The Federal Reserve launched an aggressive campaign last September to cut interest rates in an effort to deal with the weakening economy and a severe credit crisis. The central bank cut the federal funds rate for the seventh time last month but indicated it might now pause, with some Fed officials expressing worries that higher inflation could be triggered if interest rates were driven even lower.
Federal Reserve Chairman Ben Bernanke said in a speech Tuesday that the turbulent financial market had eased somewhat but that the situation remained “far from normal.” He said the Fed’s actions, which included an unprecedented move to allow investment banks to borrow directly from the Fed, “seems to have bolstered confidence.”
Sales at specialty clothing stores posted a 0.7 percent increase in April while sales at electronics and appliance stores were up 1.4 percent and sales at sporting goods and hobby stores rose 0.4 percent.

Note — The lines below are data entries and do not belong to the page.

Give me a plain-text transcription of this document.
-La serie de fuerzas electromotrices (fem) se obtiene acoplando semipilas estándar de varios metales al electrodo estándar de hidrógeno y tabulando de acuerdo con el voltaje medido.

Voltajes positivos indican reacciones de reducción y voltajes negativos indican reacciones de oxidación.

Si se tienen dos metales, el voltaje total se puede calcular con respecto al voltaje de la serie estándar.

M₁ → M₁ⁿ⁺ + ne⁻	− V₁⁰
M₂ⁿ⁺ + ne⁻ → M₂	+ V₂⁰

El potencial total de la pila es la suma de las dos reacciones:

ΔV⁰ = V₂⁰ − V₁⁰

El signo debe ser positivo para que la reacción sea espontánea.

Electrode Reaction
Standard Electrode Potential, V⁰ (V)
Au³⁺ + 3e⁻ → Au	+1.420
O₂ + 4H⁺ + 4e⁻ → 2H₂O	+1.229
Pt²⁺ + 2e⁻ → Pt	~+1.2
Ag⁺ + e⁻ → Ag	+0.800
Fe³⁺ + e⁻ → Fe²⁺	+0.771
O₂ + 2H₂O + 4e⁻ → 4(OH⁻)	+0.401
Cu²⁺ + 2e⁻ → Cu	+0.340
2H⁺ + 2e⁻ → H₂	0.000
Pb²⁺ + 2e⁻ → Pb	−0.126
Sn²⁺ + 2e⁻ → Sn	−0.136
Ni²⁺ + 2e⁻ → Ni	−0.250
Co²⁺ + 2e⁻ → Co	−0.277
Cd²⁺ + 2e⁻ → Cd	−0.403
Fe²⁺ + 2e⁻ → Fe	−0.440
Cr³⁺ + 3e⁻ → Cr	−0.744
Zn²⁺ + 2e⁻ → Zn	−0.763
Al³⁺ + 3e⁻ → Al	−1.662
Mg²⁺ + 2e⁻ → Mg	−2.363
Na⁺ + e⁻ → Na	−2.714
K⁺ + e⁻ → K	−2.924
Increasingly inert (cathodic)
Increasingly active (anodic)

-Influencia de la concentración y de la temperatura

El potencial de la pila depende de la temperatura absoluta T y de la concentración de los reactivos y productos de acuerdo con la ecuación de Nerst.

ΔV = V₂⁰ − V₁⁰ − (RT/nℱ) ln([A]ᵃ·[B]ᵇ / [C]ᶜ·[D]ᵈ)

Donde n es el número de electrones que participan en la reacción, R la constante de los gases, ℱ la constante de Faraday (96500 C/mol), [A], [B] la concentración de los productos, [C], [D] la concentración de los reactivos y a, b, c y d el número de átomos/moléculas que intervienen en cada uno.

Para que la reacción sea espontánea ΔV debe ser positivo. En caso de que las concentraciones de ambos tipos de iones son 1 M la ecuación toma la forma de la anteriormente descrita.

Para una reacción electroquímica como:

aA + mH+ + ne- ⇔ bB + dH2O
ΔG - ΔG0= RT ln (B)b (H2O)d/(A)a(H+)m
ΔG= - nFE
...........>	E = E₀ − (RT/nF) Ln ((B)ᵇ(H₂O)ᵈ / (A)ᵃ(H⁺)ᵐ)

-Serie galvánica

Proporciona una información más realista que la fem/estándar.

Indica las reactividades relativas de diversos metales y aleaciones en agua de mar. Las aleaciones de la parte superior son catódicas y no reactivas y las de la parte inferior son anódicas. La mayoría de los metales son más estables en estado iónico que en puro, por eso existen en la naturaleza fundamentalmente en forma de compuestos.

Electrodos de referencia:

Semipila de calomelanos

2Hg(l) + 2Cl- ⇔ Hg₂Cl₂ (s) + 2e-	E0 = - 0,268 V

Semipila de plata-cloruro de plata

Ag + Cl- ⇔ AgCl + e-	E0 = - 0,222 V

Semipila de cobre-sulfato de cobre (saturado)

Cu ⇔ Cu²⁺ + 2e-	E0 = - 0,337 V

However, sales at furniture stores remained under pressuring, edging up just 0.1 percent, reflecting the prolonged slump in housing sales.
In other economic news, the Commerce Department said that business inventories edged up a tiny 0.1 percent in March, the smallest advance in a year and another sign of the weakening economy.
The small inventory rise was below the 0.4 percent increase that many economists were expecting and was an indication that businesses are holding back on adding to their stockpiles in the face of slowing demand.